I got this book when my son was almost 4 yrs old, so it's been 9 yrs since I read it. However, I found it VERY helpful. It helped answer a LOT of questions. The last half of this book is in a question/answer forum which I found very helpful.
My advice is to read Dr. Dobson. Forget the religious part,if you wish, but use your common sense. Discipline is needed in every walk of life--athletics, music, academics,military, and much more. So, where is this discipline going to be taught, if not in the home?
While I like Dr. Dobsons advice in general, I did not find much useful advice in this book. It was nice to know that my child was perfectly normal, and that I could expect to be using a lot of extra energy on her for a while.

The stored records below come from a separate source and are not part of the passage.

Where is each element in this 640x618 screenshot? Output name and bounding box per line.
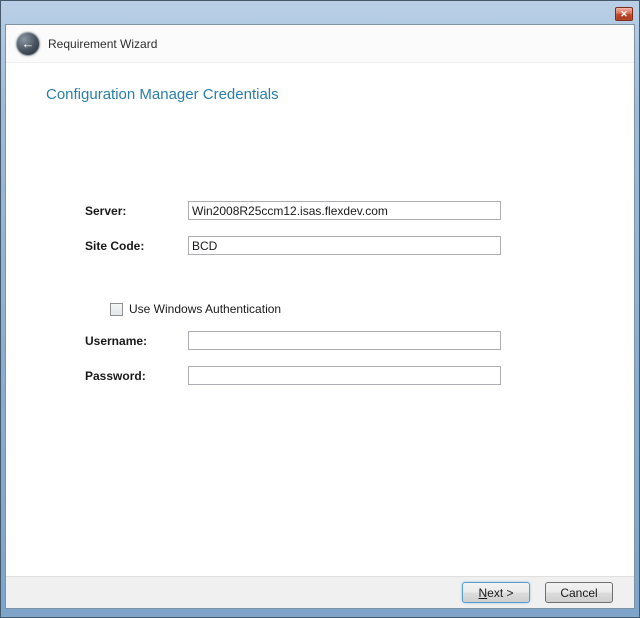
username-label: Username: bbox=[85, 334, 188, 348]
password-input[interactable] bbox=[188, 366, 501, 385]
server-row: Server: bbox=[85, 201, 501, 220]
cancel-button[interactable]: Cancel bbox=[545, 582, 613, 603]
windows-auth-checkbox[interactable] bbox=[110, 303, 123, 316]
server-input[interactable] bbox=[188, 201, 501, 220]
site-code-label: Site Code: bbox=[85, 239, 188, 253]
back-button[interactable]: ← bbox=[16, 32, 40, 56]
next-button-accel: N bbox=[478, 586, 487, 600]
wizard-title: Requirement Wizard bbox=[48, 37, 157, 51]
wizard-header: ← Requirement Wizard bbox=[6, 25, 634, 63]
server-label: Server: bbox=[85, 204, 188, 218]
windows-auth-row: Use Windows Authentication bbox=[110, 302, 281, 316]
password-label: Password: bbox=[85, 369, 188, 383]
next-button-label: ext > bbox=[487, 586, 513, 600]
username-row: Username: bbox=[85, 331, 501, 350]
button-bar: Next > Cancel bbox=[6, 576, 634, 608]
site-code-input[interactable] bbox=[188, 236, 501, 255]
page-title: Configuration Manager Credentials bbox=[46, 86, 279, 103]
password-row: Password: bbox=[85, 366, 501, 385]
wizard-client-area: ← Requirement Wizard Configuration Manag… bbox=[5, 24, 635, 609]
username-input[interactable] bbox=[188, 331, 501, 350]
site-code-row: Site Code: bbox=[85, 236, 501, 255]
wizard-window: ✕ ← Requirement Wizard Configuration Man… bbox=[0, 0, 640, 618]
windows-auth-label: Use Windows Authentication bbox=[129, 302, 281, 316]
close-icon[interactable]: ✕ bbox=[615, 7, 633, 21]
next-button[interactable]: Next > bbox=[462, 582, 530, 603]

But I wasnt able to find anything to help me. I did find a chart for another child though.
Dr. Dobson is an insightful and helpful leader for young families. My husband and I have three children only 1 of which would be considered strong-willed but he is a real challenge. This book was very helpful in learning more about our child and how to cope.

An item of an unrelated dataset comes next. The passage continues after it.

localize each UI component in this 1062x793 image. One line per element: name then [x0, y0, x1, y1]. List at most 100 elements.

This hardback with dust-cover book is from birth through adolescence. It covers parenting and solutions for children that are a little harder to handle than others. It is great for parents with an ADHD child.
I think the worst part of this book is that he starts out with an example of how he handles his dog when he is strong willed. It was a bad omen. I would recommend "Raising Your Spirited Child" by Mary Sheedy Lurcinka instead. It's a much more respectful approach.
"'The Strong-Willed Child' is a practical 'how-to' book on discipline and child-rearing, which focuses on sibling rivalry, hyperactivity, self-esteem, and the most common errors made by frustrated parents."
Naomi E. reviewed The Strong-Willed Child: Birth Through Adolescence on
I must first admit I did not finish reading this book, but here's why: I have a very strong-willed 2 year old. While I know that most 2 year olds have some degree of strong will, my son is definitely strong willed, now at 2 and I'm sure he will be later on.
The book does not really give ANY good advice for young children who are strong-willed. It admits everything we know - that while we love them like crazy, our strong-willed children can also drive us crazy. Dr. Dobson admits that these children are very challenging to rear, and he says we must be absolutely consistent or they may get in a LOT of trouble later on in life, very likely even a lot of legal trouble. He tells us we must make sure to discipline these children, but...unfortunately that's all. In every instance in which he discusses toddlers, he gives a situation in which the child is just 'acting his age' and should not be disciplined. It's almost as if he thinks that toddlers are rarely, actually defiant. Well then I must say he has not met MY often defiant 2 year old. Dr. Dobson gives NO support whatsoever in loving but strong discipline of this kind of child. I was rather disappointed, to be honest, because I have heard so many good things about Dobson.
I did not like it at all. I found it old fashioned and I felt that his approach is not a productive one. I don't like to be told when to spank my child. If you are not fond of old fashion forms of discipline-check out any book on positive discipline.